Il governatore calabrese e vicesegretario di Forza Italia riassume sui social le ragioni a favore del sì

CATANZARO Sì al referendum perché «in Europa solo due Paesi su 27 non hanno separato le carriere; allineamento alle democrazie liberali, perché l’Italia deve superare questa anomalia; giudice davvero terzo, perché la separazione delle carriere garantisce un giudice indipendente dall’accusa, condizione essenziale di libertà». Lo scrive il presidente della Regione Calabria e vicesegretario nazionale di Forza Italia, Roberto Occhiuto, in un post sui social dove, attraverso delle schede, riassume i punti chiave a sostegno del sì al referendum sulla Giustizia. «Ruoli distinti, stessa giustizia: giudici e pubblici ministeri devono avere carriere separate per assicurare chiarezza e corretto equilibrio.
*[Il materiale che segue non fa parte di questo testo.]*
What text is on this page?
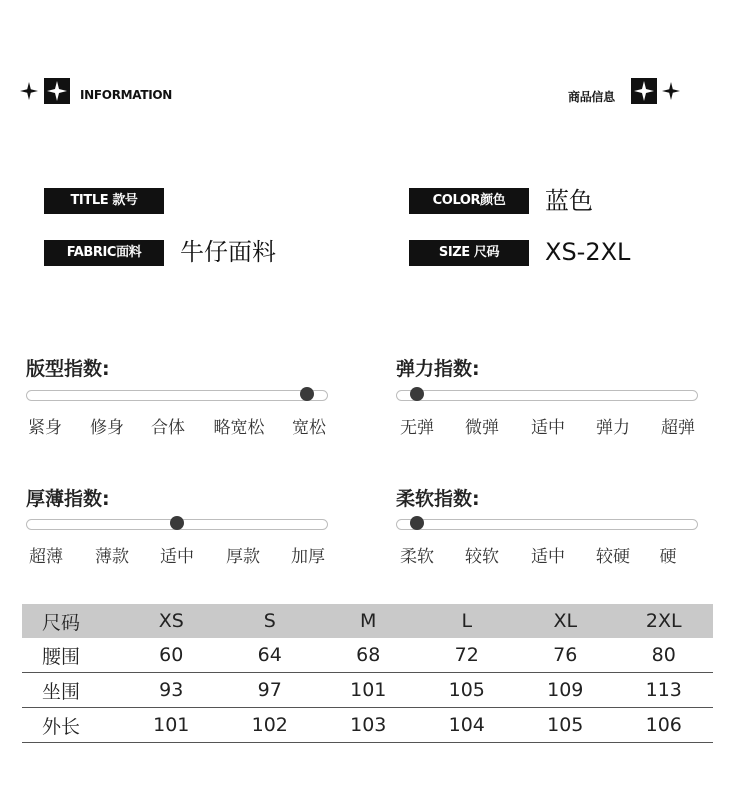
INFORMATION	商品信息
TITLE 款号	COLOR颜色	蓝色
FABRIC面料	牛仔面料	SIZE 尺码	XS-2XL
版型指数:
紧身 修身 合体 略宽松 宽松
弹力指数:
无弹 微弹 适中 弹力 超弹
厚薄指数:
超薄 薄款 适中 厚款 加厚
柔软指数:
柔软 较软 适中 较硬 硬
尺码	XS	S	M	L	XL	2XL
腰围	60	64	68	72	76	80
坐围	93	97	101	105	109	113
外长	101	102	103	104	105	106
Processo equo e paritario: accusa e difesa devono confrontarsi ad armi pari davanti a un giudice imparziale. Più fiducia nella giustizia: distinguere i ruoli rende la giustizia più trasparente, credibile e vicina ai cittadini. Maggiore autonomia e indipendenza: la separazione rafforza l’indipendenza del giudice e protegge la magistratura da condizionamenti. Csm più trasparente: il sorteggio dei componenti riduce il correntismo e valorizza il merito. Responsabilità dei magistrati: un’alta corte disciplinare autonoma assicura controlli imparziali e trasparenti. Riforma per i cittadini: una giustizia più equa, autorevole e al servizio di tutti. Ruolo centrale del presidente della Repubblica: garantisce equilibrio, unità e indipendenza del sistema», prosegue Occhiuto. «Senza giustizia non c’è libertà, vota sì», conclude.